Talking of recoveries.
You may have noticed it has become fashionable to talk Germany up again.
The day when economic booms were made of consumer borrowing may be replaced by a time when it is making things that counts.
If this is right, then Germany is sitting pretty.
House prices in Germany have barely flickered in years, meanwhile all the other indicators have been looking good.
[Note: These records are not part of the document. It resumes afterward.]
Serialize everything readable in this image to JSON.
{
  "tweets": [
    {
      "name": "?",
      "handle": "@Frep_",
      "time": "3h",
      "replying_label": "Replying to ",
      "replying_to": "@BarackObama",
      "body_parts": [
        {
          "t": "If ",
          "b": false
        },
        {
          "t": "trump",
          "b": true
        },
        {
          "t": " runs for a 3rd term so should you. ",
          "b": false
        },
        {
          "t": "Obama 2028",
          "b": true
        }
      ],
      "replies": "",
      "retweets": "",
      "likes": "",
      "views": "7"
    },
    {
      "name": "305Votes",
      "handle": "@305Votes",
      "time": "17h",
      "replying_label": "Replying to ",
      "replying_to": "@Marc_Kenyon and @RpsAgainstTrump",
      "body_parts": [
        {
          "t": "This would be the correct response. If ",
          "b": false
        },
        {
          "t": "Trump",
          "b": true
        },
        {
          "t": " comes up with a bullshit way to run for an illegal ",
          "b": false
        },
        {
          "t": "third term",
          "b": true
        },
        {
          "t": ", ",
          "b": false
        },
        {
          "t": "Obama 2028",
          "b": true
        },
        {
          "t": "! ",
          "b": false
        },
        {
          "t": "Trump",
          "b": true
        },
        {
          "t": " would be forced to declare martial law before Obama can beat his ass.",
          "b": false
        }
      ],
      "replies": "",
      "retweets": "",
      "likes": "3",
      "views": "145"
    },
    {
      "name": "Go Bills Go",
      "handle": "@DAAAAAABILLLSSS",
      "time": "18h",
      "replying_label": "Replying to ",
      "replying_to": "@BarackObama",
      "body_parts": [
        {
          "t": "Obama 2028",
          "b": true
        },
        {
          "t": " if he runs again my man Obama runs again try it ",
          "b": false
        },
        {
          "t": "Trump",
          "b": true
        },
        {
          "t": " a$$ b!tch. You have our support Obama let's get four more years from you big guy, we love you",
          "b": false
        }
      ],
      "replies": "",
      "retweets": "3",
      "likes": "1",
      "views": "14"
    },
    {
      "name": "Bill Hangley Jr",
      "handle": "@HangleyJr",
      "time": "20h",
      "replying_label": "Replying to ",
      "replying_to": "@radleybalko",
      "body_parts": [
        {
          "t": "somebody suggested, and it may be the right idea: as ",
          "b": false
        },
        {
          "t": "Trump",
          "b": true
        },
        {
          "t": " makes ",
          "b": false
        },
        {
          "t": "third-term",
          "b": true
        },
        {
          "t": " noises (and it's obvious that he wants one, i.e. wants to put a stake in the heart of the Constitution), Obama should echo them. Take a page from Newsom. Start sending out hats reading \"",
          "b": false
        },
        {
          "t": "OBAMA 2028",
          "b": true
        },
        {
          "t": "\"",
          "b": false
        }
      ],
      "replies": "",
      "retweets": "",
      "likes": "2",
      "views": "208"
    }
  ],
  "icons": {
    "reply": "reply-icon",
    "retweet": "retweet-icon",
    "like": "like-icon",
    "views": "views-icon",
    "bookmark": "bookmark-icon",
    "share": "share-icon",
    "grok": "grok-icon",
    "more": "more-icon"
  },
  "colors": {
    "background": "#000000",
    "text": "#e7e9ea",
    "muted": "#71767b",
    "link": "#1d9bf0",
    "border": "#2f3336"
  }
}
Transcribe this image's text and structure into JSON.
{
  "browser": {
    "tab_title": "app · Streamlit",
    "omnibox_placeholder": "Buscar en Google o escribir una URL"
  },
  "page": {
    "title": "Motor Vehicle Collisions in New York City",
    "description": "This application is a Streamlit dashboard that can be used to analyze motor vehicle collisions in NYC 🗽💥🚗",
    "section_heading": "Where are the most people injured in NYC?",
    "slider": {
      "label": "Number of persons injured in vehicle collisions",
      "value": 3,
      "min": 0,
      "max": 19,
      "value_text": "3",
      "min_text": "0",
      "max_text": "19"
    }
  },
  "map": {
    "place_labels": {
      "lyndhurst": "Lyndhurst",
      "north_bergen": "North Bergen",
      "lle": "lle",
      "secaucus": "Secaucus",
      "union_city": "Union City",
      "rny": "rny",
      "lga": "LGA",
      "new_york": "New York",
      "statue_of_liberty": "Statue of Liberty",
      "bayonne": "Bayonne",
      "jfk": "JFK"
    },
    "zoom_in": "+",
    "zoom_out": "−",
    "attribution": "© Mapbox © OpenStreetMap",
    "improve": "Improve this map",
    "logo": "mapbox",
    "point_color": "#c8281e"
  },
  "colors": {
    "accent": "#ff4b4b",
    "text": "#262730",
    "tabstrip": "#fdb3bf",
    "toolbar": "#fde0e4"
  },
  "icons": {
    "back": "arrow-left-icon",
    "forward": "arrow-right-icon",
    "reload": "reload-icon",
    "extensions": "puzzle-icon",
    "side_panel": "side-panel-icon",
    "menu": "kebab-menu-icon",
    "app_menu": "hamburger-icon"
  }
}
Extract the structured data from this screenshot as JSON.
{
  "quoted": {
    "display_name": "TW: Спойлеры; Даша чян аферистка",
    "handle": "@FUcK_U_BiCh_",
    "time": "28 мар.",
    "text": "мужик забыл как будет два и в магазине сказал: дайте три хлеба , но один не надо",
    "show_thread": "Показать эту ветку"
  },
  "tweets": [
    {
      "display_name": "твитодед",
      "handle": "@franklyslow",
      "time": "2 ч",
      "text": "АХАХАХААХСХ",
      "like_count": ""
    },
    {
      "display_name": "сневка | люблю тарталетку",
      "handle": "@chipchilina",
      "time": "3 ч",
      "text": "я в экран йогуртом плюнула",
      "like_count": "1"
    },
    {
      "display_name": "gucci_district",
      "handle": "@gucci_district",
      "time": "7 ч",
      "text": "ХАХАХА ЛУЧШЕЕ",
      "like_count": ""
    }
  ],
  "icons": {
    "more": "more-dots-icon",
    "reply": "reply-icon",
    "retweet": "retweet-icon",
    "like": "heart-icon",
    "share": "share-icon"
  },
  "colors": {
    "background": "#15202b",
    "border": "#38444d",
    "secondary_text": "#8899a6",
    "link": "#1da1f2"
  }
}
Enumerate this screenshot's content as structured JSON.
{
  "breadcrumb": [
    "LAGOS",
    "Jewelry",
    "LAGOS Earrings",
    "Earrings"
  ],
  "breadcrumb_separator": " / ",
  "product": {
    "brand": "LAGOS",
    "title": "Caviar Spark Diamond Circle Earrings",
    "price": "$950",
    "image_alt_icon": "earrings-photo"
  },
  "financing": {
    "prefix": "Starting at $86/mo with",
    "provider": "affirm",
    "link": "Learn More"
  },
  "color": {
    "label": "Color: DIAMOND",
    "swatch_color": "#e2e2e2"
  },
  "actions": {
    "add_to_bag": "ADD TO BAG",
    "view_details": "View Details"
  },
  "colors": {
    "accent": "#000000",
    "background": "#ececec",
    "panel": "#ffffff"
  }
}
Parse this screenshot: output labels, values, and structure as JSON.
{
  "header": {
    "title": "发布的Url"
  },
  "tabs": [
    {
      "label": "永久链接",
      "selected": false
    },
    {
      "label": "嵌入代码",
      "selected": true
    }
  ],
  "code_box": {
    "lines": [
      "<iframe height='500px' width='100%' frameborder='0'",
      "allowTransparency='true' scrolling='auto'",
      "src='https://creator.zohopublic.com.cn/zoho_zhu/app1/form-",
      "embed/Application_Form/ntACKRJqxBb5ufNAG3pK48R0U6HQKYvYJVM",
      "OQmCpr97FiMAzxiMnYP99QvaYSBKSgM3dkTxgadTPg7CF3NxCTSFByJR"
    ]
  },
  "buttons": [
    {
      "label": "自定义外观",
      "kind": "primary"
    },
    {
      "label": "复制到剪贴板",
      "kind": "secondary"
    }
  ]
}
Government spending has been falling – it is now lower than the UK’s as a percentage of GDP, the cost of re-unification has more or less been paid off, but what about that inflexible job market we used to hear about?
The latest data really is something to make you say Ja.
Germany’s unemployment has fallen below 8 per cent for the first time in 16 years.
The trouble is, of course, will it still be able to sell things abroad when the likes of the US, UK and now apparently, thanks to rising inflation, the rest, are struggling so?
9.6 per cent of Germany’s exports last year were to France, Italy bought 6.7 per cent of Germany’s sales abroad, the Netherlands 6.2 per cent.
The trouble is, lurking there between France and Italy are the US and UK – 8.5 and 7.2 per cent of exports respectively.
But maybe there is a glimmer of hope from the US too.
Latest data says that the US did not grow quite as slowly as originally thought. Apparently, the US expanded by an annualised rate of 0.9 per cent between January and March, not 0.6 per cent as originally thought.
Most economists think the second quarter will be worse, but really the key will lie with Q3.
The general consensus is for the economy to stage a comeback, in which case Uncle Sam will have avoided recession after all.
Then again, the general consensus has been too optimistic in the past.